Tackling HIV: Making memory books in Uganda
Our project in Uganda teaches parents living with HIV how to make a will and create a memory book with their children. The books provide comfort to the orphans after the parent has gone and the wills help protect the family's inheritance from manipulative relatives or landgrabbers.
How HIV affects older people and their families in Uganda
(c) Kate Holt/HelpAge International Uganda has 1.7 million orphans, 51% of whom are cared for by an older person.
Older people caring for young children are often the victim of land and property-grabbing by relatives who manipulate traditional inheritance practices.
Our evidence shows that, without the right kind of support, children who grow up in a household headed by an older person are more likely to drop out of school and enter the child labour force.
Evidently, these multi-generational households are vulnerable and struggling to cope.
Alleviating the impact of HIV and AIDS
HelpAge is working in Kasese (which has one the highest HIV prevalence rates in the country) with our partner Uganda Reach The Aged Association.
The project has two strands: preparing a will and making a memory book.
People living with HIV are taught how to write a will to protect their children's inheritance from relatives who may try to disinherit them. This work supports children who are cared for by older people, by helping them keep ownership of the property of parents who have died due to AIDS.
Parents are also taught how to create a memory book, containing pictures, stories and family trees. The books are left to their children when they die, providing a great comfort to children who lose a parent as they often have little memory of them. They also provide reassurance to the parents that they can leave something behind.
Project aims (2008-2013)
- To train 500 people to write wills and develop memory books.
- To train 450 paralegals to support households protect their inheritance rights.
- To provide 6,750 households with free legal advice.

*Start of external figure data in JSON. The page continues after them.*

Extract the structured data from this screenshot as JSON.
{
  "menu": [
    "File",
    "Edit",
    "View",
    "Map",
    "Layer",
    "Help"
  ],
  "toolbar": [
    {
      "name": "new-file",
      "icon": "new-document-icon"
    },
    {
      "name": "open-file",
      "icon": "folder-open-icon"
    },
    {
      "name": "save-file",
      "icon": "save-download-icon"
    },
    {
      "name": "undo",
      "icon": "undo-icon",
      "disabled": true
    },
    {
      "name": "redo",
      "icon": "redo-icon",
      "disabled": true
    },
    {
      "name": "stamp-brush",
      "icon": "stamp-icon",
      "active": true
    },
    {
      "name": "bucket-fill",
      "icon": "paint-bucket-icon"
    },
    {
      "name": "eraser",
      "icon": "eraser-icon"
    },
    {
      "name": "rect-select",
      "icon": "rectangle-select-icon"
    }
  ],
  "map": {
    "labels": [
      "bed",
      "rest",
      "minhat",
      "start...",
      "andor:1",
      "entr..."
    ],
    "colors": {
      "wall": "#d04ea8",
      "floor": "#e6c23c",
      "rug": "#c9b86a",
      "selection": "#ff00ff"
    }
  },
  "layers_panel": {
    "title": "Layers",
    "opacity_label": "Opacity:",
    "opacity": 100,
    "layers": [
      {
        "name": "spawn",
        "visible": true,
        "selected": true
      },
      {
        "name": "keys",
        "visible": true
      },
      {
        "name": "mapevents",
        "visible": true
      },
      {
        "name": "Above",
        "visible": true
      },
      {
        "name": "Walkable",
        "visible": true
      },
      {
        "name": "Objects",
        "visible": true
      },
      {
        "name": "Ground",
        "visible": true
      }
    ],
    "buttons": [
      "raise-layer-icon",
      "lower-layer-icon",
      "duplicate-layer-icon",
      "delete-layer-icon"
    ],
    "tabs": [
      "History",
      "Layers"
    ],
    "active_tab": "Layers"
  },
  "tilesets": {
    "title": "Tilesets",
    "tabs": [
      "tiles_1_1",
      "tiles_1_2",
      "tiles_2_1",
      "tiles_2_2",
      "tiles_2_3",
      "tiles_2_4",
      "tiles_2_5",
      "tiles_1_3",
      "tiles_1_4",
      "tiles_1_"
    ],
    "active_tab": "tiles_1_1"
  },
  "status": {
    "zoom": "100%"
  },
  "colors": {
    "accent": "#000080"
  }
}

Eliza: Our memory book shows our family ties
(c) Kate Holt/HelpAge International
Eliza, 72, cares for 14 orphans and her daughter's five children.
"I had five children but now I only have one daughter left who lives next door to me. My other children all died of HIV and my last daughter is also positive.
"Between them my children have left 14 orphans that need to be cared for. The oldest is 21 years old and the youngest is only one.
"My daughter has five children too. Her husband died of HIV several years ago. We all cook together and help each other.
"I have a stall in the market selling second-hand clothes and this is my only source of income.
"We try to eat twice a day. Sometimes though we don't have any food so we don't eat, or we will have a little that we will give to the children.
"In 2009, my daughter was invited to attend the memory book and will writing workshop - and she has now written a memory book for all of the grandchildren and we update it regularly together.
"It is a very good way for a family like ours in which many people have died, and children have been orphaned, to document the family history and identify who everyone belongs to.
"It is also a good idea because it shows these family ties and helps to identify who should be responsible for people's offspring.
"Although the children may be orphaned by their immediate parents it gives them the knowledge that they are also part of a much wider family structure that they have a responsibility to.
"In our family's memory book there are lots of photographs that the children like to look at but also stories about their tribe and parents that we read to them.
"I only hope that they will all grow up one day to have their own families and be able to share the memory book with them."